I think that extracting everything with the tetramer-sized box will give you the best results here. You can come back later and use jobs that are more suited to the task of separating out oligomers (3D Classification would likely work quite well here) once you’ve got a very clean, well-aligned stack. So I think proceeding with the combined ab initio / heterogeneous refinement strategy is the right first step.

I would be wary of that monomer map — it looks mostly like noise to me, but of course I don’t know your target as well as you do!

As for your last question, I assume you’re referring to ab initio. For now I think I’d leave everything except the class number as default and see how it does.

Good luck!

Thanks, thats the general sense I have no with moving forward.

I definetly think the monomer map is noisey. I am still trying to sort out a way to clean that as well and maybe the abinit - hetero workflow will help.


Im starting 3D cleaning of filament structure. Im choosing enough ab initio classes that i get at least 1 junk class (~7-8) with a 0 class similarity. Then using all particles in hetero-refine. Then I make new ab-init same as before only using particles of good classes from hetero.

Is there anything else to consider? Is the class similarity score fine or should that be tuned?

When you say filament structure, you mean the particles we’ve been discussing with all the different oligomers picked at once?

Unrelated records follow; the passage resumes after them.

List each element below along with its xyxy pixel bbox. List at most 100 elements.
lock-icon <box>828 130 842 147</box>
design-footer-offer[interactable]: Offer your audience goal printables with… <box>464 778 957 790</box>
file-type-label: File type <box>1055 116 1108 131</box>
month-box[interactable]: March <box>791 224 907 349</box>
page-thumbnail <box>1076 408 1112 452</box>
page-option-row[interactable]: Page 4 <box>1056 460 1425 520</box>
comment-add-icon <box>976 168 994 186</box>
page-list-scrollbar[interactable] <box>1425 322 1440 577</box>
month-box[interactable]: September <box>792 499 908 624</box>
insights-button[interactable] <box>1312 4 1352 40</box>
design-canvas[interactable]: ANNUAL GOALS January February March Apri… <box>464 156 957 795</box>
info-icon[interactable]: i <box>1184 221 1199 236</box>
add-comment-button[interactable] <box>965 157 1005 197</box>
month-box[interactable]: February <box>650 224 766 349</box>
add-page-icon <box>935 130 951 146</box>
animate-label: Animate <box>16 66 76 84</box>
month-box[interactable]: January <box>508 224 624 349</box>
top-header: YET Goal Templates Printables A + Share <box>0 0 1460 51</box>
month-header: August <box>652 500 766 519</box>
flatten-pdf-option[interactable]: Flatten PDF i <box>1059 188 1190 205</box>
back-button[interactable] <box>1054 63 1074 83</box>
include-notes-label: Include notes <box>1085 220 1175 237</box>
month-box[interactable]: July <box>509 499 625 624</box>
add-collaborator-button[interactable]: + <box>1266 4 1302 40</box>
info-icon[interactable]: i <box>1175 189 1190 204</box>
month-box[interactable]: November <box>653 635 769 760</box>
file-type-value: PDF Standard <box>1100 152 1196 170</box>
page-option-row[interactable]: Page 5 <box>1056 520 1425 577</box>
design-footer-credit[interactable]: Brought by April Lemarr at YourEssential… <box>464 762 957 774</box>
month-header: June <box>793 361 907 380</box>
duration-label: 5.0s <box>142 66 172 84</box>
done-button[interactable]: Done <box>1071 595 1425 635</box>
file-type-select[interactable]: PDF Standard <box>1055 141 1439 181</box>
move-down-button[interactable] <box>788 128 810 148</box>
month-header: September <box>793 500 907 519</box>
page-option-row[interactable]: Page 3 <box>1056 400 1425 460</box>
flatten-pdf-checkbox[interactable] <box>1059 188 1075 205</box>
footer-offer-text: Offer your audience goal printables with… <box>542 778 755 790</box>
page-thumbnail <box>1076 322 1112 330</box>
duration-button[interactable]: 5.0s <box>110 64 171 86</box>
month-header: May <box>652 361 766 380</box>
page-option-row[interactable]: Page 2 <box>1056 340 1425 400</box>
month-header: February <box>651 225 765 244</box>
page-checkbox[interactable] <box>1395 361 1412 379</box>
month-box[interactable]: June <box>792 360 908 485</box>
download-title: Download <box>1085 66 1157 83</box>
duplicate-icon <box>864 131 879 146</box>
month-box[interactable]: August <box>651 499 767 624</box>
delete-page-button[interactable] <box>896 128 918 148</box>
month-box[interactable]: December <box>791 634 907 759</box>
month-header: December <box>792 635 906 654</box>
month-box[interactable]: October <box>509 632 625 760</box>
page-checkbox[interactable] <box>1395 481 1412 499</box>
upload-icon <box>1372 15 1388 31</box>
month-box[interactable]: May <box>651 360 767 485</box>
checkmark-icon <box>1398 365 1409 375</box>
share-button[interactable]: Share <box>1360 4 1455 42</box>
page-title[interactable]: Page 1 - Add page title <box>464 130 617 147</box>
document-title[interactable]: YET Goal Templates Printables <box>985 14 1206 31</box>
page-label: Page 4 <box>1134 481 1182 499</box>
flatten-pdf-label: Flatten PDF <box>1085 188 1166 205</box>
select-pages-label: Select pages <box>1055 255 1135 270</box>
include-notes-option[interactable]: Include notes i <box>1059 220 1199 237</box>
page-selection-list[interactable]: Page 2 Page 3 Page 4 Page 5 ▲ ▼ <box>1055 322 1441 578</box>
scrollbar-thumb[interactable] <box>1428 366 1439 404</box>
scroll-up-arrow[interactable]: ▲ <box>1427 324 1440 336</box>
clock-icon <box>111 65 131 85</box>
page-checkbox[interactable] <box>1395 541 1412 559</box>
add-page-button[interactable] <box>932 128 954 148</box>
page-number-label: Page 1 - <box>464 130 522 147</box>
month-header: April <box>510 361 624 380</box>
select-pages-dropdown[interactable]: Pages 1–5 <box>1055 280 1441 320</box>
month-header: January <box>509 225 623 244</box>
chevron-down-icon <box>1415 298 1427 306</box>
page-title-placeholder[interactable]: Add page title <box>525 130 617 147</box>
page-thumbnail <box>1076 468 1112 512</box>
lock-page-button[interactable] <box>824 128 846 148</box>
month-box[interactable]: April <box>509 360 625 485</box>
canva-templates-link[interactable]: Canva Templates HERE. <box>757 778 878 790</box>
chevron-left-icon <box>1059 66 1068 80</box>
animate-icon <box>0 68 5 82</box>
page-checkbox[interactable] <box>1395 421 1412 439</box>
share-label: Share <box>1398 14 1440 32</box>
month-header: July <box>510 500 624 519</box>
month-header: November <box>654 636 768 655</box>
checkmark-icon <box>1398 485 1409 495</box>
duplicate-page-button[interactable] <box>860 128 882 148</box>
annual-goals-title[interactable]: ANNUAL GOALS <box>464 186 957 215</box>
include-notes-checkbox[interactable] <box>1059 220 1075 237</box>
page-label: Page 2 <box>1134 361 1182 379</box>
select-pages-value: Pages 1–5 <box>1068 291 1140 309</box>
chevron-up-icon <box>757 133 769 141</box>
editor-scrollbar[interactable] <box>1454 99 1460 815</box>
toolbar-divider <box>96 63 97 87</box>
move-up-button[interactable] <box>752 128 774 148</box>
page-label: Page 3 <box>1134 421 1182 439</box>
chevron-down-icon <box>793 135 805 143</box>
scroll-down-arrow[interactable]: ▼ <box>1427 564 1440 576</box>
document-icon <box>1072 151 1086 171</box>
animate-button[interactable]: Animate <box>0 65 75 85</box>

I would follow this protocol to start:

  1. only use ab initio to filter out noise from your particle stack.
  2. once the noise is gone and you have a starting volume for each oligomer, use heterogeneous refinement and not ab initio
  3. once you are confident that the particles are properly classified, use homogeneous or non-uniform refinement to get high-resolution maps of each state.

The class similarity may need to be tuned a bit. I would start with it at the default, which I believe is 0.1. If you only ever see one or two good classes, you could try increasing it. But the oligomerization states are different enough that a low value will probably be fine.

The filament is easyto distinguish so there are not too many other oligomers present.

I will work through ab-inits. Thanks!